Peter’s Take is a weekly opinion column. The views and opinions expressed in this column are those of the author and do not necessarily reflect the views of ARLnow.com.
Last week, Virginia Governor Terry McAuliffe announced that the state of Virginia is in “very serious negotiations” with the Washington Redskins to help the team build a new stadium in Virginia.
Governor McAuliffe explained how he plans to negotiate:
“What I always say is it’s got to make sense for the taxpayers of Virginia. We’ve got to negotiate a deal — my job as governor is to get economic activity — but you’ve also got to protect the taxpayer dollars. And we’ve got to be creative with this thing, so we’re protecting the taxpayers, it’s in the taxpayers’ best interests, and it’s a win-win for the Redskins.”
Discussion
The evidence is overwhelming that subsidizing the construction of a proposed new Redskins stadium will never be in the best interests of Virginia taxpayers.
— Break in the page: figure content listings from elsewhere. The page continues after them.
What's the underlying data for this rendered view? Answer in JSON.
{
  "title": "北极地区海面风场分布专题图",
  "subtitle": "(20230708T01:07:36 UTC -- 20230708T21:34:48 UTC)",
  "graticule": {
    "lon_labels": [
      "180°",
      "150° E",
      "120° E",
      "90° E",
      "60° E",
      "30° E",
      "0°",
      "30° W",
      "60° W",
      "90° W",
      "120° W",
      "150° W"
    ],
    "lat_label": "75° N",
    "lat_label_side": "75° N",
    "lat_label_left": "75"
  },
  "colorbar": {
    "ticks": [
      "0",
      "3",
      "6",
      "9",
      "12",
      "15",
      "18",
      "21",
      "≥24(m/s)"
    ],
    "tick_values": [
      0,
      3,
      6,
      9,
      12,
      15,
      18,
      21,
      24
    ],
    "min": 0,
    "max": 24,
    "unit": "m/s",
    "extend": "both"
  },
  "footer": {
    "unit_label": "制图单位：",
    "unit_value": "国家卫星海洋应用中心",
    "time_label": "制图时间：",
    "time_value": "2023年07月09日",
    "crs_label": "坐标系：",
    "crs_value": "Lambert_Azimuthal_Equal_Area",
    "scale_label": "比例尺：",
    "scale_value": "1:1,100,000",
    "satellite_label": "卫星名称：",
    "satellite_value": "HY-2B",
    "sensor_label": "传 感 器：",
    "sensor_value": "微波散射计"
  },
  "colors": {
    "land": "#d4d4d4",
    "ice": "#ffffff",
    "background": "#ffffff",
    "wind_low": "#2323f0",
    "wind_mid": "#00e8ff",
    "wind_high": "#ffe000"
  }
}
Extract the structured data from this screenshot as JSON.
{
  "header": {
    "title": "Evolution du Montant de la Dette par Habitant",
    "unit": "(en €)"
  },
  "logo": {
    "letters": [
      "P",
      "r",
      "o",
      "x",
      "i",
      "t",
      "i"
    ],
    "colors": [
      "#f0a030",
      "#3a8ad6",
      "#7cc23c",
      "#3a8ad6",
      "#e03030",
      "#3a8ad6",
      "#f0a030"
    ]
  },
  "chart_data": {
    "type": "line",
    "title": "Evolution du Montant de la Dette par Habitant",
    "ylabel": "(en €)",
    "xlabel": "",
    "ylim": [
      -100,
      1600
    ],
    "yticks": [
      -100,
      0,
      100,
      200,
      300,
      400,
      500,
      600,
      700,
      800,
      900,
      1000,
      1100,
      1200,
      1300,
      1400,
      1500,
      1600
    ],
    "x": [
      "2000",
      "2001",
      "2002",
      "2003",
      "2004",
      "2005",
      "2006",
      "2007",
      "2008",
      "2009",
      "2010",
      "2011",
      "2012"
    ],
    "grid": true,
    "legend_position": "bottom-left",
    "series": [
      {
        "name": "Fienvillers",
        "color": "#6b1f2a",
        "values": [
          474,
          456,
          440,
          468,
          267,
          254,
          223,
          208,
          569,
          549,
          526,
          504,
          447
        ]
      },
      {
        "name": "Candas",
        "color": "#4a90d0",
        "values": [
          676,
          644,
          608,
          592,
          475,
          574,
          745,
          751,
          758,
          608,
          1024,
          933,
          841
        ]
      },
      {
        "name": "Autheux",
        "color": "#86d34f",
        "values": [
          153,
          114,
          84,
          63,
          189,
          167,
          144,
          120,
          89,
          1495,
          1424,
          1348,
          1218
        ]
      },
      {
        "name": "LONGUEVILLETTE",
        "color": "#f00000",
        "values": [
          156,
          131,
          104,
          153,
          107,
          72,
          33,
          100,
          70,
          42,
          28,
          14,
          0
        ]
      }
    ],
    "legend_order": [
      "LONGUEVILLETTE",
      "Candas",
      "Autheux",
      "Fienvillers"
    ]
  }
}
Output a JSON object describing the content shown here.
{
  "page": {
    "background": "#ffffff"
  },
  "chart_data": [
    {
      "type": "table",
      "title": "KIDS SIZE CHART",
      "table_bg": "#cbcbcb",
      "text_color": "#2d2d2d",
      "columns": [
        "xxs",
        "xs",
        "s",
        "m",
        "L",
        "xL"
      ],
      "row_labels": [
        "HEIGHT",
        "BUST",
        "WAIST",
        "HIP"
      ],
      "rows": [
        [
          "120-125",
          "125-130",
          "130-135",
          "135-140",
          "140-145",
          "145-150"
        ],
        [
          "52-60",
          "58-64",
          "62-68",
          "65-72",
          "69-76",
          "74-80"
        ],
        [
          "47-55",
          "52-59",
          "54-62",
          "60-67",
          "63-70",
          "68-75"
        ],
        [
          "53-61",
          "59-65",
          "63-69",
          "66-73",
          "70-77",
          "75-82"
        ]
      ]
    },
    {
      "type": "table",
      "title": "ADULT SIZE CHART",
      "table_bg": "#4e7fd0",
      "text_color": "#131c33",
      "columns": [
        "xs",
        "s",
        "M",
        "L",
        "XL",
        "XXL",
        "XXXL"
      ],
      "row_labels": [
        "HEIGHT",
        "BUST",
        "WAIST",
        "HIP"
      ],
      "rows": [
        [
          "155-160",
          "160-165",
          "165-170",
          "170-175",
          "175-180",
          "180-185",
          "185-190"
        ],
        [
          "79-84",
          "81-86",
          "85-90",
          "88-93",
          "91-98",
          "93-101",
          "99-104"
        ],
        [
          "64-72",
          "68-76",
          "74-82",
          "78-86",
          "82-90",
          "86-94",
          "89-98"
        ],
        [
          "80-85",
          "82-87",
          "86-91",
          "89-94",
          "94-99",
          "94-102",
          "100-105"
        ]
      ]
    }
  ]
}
Sports stadiums do not spur significant economic growth
Independent experts (like Roger Noll, a Stanford professor emeritus of economics and specialist on sports economics) repeatedly have concluded that sports stadiums do not spur significant economic growth:
“By comparison, other billion dollar facilities–like a major shopping center or large manufacturing plant–will employ many more people and generate substantially more revenue and taxes.”
These conclusions by independent experts contradict the rosy publicity bankrolled by self-interested owners or any government partners they can recruit.
The direct costs far outweigh the benefits
A very extensive study by the Federal Reserve Bank of Kansas City found that a typical stadium costs taxpayers more than four times more than any long-term benefits from jobs and tax revenues. Or, as this study diplomatically put it:
“Proponents of using public funds to finance stadium construction argue that the benefits from increased economic activity and increased tax revenue collection exceed the public outlays. But independent economic studies universally find such benefits to be much smaller than claimed.”
The opportunity costs further tilt the balance against taxpayer funding
The costs of a new Virginia stadium for the Redskins are even higher when you factor in the opportunity costs. Money spent on such a stadium is money that could have been spent:
- on a new dedicated funding stream for Metro’s capital replacement program, or
- to redress some of the critical deficiencies in Virginia’s mental health facilities, or
- for additional job retraining in areas of persistently high Virginia unemployment.
And, these are only three of hundreds of far more deserving uses of our Virginia taxpayer funds.
Dan Snyder doesn’t need the money
Redskins’ owner Dan Snyder is a billionaire who doesn’t need a public hand out. Public subsidies for a new Redskins stadium in Virginia will go directly into Dan Snyder’s pockets and into the pockets of already highly-compensated Redskins football players. A 2003 study by a member of the University of Texas economics department documented that a new stadium increases:
- team profits by an average of $13 million annually,
- payroll salaries by $14 million annually, and
- team book value by $90 million.
All these numbers are likely to be much higher in 2016 and into the future.
Conclusion
I admire Governor McAuliffe tremendously for all of the excellent work he has done to promote Virginia as a place to do business. In this particular case, he should hand the ball back to Dan Snyder.